Novel Therapeutic Horizons: SNCA Targeting in Parkinson's Disease

Abstract

Alpha-synuclein (αSyn) aggregates are the primary component of Lewy bodies, which are pathological hallmarks of Parkinson's disease (PD). The toxicity of αSyn seems to increase with its elevated expression during injury, suggesting that therapeutic approaches focused on reducing αSyn burden in neurons could be beneficial. Additionally, studies have shown higher levels of SNCA mRNA in the midbrain tissues and substantia nigra dopaminergic neurons of sporadic PD post-mortem brains compared to controls. Therefore, the regulation of SNCA expression and inhibition of αSyn synthesis could play an important role in the pathogenesis of injury, resulting in an effective treatment approach for PD. In this context, we summarized the most recent and innovative strategies proposed that exploit the targeting of SNCA to regulate translation and efficiently knock down cytoplasmatic levels of αSyn. Significant progress has been made in developing antisense technologies for treating PD in recent years, with a focus on antisense oligonucleotides and short-interfering RNAs, which achieve high specificity towards the desired target. To provide a more exhaustive picture of this research field, we also reported less common but highly innovative strategies, including small molecules, designed to specifically bind 5'-untranslated regions and, targeting secondary nucleic acid structures present in the SNCA gene, whose formation can be modulated, acting as a transcription and translation control.
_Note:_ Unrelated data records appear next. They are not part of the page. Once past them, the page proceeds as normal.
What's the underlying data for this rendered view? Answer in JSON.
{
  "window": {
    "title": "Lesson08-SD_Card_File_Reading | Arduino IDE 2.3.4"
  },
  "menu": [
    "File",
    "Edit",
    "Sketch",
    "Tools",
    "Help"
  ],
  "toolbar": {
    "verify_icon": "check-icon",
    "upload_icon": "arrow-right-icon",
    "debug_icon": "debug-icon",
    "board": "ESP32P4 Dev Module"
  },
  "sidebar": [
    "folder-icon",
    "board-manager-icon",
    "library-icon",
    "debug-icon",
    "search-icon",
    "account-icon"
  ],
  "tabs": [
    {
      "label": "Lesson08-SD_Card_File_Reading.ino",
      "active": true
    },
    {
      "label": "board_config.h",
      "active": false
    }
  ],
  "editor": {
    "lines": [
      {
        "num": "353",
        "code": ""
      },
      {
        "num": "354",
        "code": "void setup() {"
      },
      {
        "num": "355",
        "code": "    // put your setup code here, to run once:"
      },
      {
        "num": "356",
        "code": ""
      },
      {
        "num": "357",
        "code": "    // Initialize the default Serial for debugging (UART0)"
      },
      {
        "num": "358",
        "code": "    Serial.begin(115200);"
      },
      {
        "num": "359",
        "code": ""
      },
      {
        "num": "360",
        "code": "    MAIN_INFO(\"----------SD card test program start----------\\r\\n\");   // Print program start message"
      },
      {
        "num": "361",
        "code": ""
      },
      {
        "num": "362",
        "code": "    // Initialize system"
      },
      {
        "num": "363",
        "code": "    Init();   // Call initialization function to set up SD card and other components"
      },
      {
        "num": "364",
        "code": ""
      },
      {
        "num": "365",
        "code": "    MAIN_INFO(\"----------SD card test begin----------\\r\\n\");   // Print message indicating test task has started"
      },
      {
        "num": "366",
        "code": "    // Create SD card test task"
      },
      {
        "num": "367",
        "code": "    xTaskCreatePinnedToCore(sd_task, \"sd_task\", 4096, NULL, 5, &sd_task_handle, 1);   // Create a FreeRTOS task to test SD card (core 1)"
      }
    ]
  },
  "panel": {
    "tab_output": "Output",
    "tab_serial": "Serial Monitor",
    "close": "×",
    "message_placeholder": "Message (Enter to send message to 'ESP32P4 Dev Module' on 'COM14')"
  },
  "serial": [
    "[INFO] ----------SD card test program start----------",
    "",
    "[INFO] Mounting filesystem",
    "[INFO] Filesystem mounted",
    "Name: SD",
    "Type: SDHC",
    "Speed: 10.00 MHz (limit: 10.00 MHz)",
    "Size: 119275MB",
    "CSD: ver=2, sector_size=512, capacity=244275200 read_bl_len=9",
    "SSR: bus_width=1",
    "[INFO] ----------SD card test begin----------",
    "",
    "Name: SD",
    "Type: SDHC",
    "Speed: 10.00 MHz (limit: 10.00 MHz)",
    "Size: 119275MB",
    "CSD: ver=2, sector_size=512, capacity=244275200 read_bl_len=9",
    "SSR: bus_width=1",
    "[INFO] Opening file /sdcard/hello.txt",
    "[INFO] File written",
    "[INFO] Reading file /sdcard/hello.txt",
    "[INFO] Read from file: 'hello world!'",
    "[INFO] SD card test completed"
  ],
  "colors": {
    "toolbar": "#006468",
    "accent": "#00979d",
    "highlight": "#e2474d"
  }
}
To fully describe the efficiency of the reported strategies, the effect of αSyn reduction on cellular viability and dopamine homeostasis was also considered.

Keywords: ASOs; G-quadruplex; Parkinson’s disease; SNCA gene; alpha-synuclein; gene therapy.

Figure 1

Common chemical modifications to improve classical ASO features.

Figure 2

Chemical structure of AmNA and LNA phosphorothioate moieties.

Figure 3

siRNA pathway: ribonuclease protein Dicer recognizes and cleaves DNA double-strand into small fragments (21–23 bp), known as siRNAs, which form the protein RISC complex. Then, siRNA binds the target sequence on mRNA, inducing its cleavage into small fragments (10–11 bp). This results in the suppression of mRNA translation.

Figure 4

Chemical structures of ligands targeting 5′-UTR of SNCA mRNA.

Figure 5

Schematic representation of (A) square-planar G-tetrad; (B) backbone of the intramolecular G-quadruplex structure; (C) G4 topologies: parallel-, antiparallel-, and hybrid-type G4 structures.

Figure 6

Cartoon representing the three G4 motifs identified in the 5′-UTR mRNA region of the SNCA gene by Koukouraki et al. [78], together with all the G to A mutations tested (highlighted in yellow).